If deemed to have sufficient funds, a successful asylum seeker will be asked to hand over a flat rate charge.

“Migrants will be required to pay off the full amount before being eligible for settlement,” the Home Office said.

Imran Hussain, director of external affairs at the Refugee Council, said: “Imposing what amounts to an extra tax on refugees, who the Home Office accepts have arrived here after fleeing persecution, torture and war, is unfair, impractical and makes it much harder for families to rebuild their lives and stand on their own feet.”

“The reason why many need asylum support is because the Home Office itself bans asylum seekers from working while their claims are being assessed … This new financial burden would only harm those who arrive on our shores with nothing.”

Zoe Dexter, housing and welfare manager at the Helen Bamber Foundation, said: “This proposal is simply more performative cruelty from the government. It is an announcement without the detail or, more importantly, a credible plan to tackle chronic delays in the asylum system.”

Whether the scheme is cost-efficient will depend on the choice of income threshold and how many people come under it.

In 2023, an estimated 13% of people granted refugee status five years earlier were earning at least £20,000, with the rest either not working or on lower earnings. The national living wage is just under £25,000.

Madeleine Sumption, director of the University of Oxford’s Migration Observatory, said: “The data suggests that unless thresholds were significantly below the minimum wage, a relatively small share of people granted asylum would earn enough to make contributions to the scheme.

“Overall, the impact of the scheme on public finances is likely to be relatively small, because it is a means-tested payment for a very low-income population,” she said.
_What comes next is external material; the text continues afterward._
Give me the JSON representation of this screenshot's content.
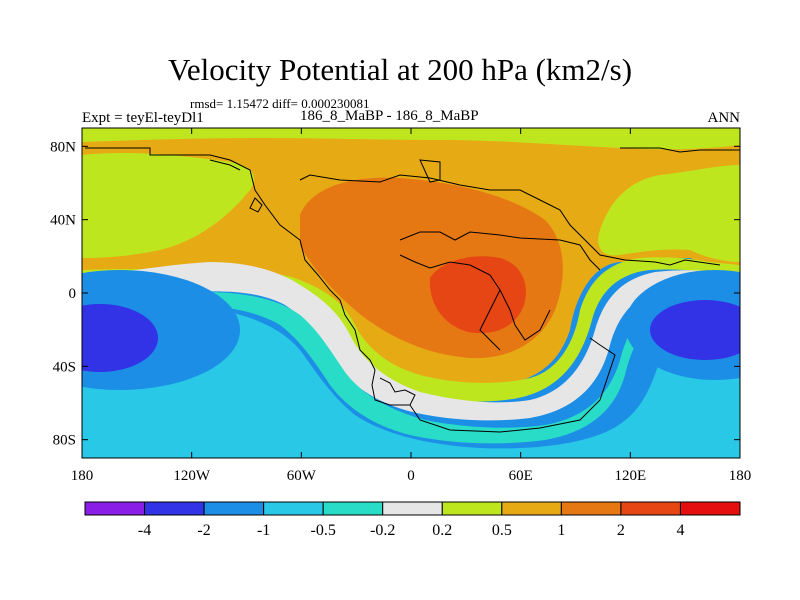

The scheme could also discourage successful asylum claimants from finding work or push them towards alternative accommodation, she said.
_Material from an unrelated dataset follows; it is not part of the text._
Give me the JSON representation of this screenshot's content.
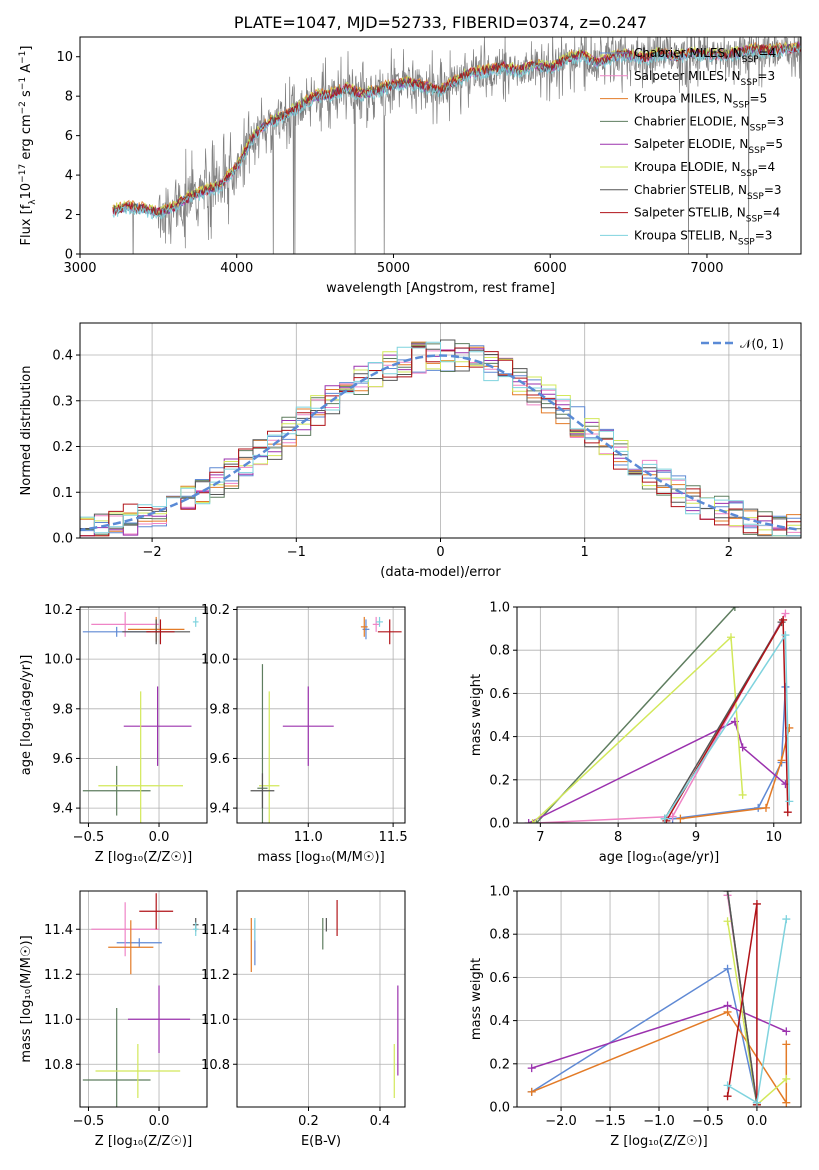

“It is possible that the scheme could have some other impacts, such as discouraging asylum seekers from taking up accommodation if they can find other support, or discouraging them from working once they get refugee status because they face a higher effective tax rate,” she said.

The Guardian asked the Home Office to provide a full cost breakdown of the scheme and the approximate income thresholds at which asylum seekers will be expected to begin paying back cash.

The core operational budget of the student loan scheme is £44m a year and the threshold is an income of £26,900 a year.

A Home Office spokesperson said details such as thresholds would be set out in secondary regulations, and the department would not be able to cost the scheme properly until these details were decided.

The immigration and asylum bill is expected to direct how article 8 of the European convention on human rights is applied in immigration and deportation cases and set out plans to strengthen age assessments.

The modern slavery framework will also be amended to stop the late presentation of claims, Whitehall sources said.